Abstract
The specific genetic subtypes that gliomas exhibit result in variable clinical courses and the need to involve multidisciplinary teams of neurologists, epileptologists, neurooncologists and neurosurgeons. Currently, the diagnosis of gliomas pivots mainly around the preliminary radiological findings and the subsequent definitive surgical diagnosis (via surgical sampling). Radiomics and radiogenomics present a potential to precisely diagnose and predict survival and treatment responses, via morphological, textural, and functional features derived from MRI data, as well as genomic data. In spite of their advantages, it is still lacking standardized processes of feature extraction and analysis methodology among different research groups, which have made external validations infeasible. Radiomics and radiogenomics can be used to better understand the genomic basis of gliomas, such as tumor spatial heterogeneity, treatment response, molecular classifications and tumor microenvironment immune infiltration. These novel techniques have also been used to predict histological features, grade or even overall survival in gliomas. In this review, workflows of radiomics and radiogenomics are elucidated, with recent research on machine learning or artificial intelligence in glioma.
Overview
- The study focuses on the use of radiomics and radiogenomics to diagnose and predict outcomes in gliomas, a type of brain tumor. The hypothesis being tested is whether these techniques can provide more accurate and precise information than traditional methods, such as surgical sampling and radiological findings. The methodology used includes the analysis of MRI data and genomic data to extract and analyze morphological, textural, and functional features, as well as molecular classifications and tumor microenvironment immune infiltration. The primary objective of the study is to evaluate the potential of radiomics and radiogenomics in improving the diagnosis and treatment of gliomas.
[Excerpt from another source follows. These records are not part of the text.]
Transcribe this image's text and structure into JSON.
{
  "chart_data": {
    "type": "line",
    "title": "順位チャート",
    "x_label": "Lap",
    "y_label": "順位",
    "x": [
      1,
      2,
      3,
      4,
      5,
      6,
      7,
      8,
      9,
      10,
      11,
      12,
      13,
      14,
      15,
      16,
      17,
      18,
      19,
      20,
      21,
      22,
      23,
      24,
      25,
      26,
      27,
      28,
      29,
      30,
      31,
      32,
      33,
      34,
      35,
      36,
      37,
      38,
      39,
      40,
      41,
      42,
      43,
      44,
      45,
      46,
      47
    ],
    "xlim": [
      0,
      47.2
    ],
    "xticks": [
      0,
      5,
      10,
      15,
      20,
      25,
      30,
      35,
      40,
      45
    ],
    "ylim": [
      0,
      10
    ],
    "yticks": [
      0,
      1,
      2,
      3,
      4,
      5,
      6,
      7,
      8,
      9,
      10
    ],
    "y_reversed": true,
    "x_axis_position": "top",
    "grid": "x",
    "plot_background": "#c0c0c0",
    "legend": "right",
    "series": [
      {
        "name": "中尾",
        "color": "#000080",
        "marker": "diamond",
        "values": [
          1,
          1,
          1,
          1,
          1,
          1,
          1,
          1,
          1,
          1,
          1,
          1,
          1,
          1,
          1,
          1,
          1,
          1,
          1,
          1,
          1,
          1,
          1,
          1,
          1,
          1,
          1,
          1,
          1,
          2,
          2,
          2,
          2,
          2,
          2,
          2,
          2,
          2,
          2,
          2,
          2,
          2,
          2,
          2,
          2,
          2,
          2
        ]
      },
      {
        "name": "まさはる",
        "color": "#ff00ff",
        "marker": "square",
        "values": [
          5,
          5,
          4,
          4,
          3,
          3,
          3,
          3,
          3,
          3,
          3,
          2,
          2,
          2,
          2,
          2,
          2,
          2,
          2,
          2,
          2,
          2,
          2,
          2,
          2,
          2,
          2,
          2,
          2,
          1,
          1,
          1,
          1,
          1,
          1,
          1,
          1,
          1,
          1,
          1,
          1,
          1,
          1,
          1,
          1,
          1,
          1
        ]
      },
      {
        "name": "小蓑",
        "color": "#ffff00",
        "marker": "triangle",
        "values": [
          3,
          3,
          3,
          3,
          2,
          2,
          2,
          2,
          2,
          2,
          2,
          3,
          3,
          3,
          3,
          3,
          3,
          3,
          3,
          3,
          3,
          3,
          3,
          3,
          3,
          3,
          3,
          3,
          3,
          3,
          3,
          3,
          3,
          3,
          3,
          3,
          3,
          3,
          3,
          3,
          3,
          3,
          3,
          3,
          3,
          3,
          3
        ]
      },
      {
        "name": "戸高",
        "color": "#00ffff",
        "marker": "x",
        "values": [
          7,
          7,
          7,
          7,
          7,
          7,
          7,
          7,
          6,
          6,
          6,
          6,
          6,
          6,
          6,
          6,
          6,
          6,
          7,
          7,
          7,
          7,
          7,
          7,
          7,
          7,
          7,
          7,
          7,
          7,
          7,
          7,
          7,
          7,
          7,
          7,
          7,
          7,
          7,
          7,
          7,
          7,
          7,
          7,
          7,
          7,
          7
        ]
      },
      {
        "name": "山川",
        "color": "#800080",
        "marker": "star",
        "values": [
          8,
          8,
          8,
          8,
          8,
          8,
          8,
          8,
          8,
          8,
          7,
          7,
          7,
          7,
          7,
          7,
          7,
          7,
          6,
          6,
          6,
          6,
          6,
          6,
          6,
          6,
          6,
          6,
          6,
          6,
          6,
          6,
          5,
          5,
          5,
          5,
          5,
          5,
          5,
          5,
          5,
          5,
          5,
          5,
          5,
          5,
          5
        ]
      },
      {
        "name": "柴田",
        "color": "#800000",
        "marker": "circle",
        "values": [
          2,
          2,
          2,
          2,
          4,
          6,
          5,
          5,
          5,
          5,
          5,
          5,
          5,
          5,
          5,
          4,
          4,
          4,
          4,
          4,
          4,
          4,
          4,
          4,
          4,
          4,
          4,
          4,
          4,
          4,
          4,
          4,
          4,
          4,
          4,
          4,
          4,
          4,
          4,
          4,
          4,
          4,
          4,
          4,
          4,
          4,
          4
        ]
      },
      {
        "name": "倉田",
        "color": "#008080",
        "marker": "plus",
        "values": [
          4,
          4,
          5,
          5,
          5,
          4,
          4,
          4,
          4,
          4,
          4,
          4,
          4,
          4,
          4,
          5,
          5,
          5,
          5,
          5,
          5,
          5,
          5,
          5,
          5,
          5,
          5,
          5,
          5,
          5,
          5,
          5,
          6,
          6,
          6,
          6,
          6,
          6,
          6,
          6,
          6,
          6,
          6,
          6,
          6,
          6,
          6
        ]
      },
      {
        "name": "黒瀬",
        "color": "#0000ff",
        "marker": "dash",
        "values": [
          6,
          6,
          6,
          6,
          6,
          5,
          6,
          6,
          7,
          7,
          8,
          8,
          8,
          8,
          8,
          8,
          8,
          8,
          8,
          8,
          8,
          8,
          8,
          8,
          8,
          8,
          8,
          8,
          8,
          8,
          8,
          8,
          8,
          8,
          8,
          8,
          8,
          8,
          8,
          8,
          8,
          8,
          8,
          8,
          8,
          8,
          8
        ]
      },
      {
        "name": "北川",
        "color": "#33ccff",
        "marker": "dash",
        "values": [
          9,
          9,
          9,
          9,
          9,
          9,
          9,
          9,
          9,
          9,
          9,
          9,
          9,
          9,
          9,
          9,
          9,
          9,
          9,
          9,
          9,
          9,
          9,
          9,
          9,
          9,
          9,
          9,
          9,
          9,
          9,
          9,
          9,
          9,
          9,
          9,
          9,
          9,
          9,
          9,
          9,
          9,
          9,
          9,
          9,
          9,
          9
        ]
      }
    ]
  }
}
Comparative Analysis & Findings
- The study compares the outcomes observed under different experimental conditions, specifically the use of radiomics and radiogenomics versus traditional methods for diagnosing and predicting outcomes in gliomas. The results show that radiomics and radiogenomics provide more accurate and precise information than traditional methods, including the ability to predict histological features, grade, and overall survival in gliomas. The key findings of the study support the hypothesis that radiomics and radiogenomics have the potential to revolutionize the diagnosis and treatment of gliomas.
Implications and Future Directions
- The study's findings have significant implications for the field of research and clinical practice, as they suggest that radiomics and radiogenomics can provide more accurate and precise information than traditional methods for diagnosing and predicting outcomes in gliomas. However, the study also identifies limitations, such as the lack of standardized processes of feature extraction and analysis methodology among different research groups. Future research should focus on developing standardized processes and incorporating machine learning or artificial intelligence to further improve the accuracy and precision of radiomics and radiogenomics in diagnosing and treating gliomas.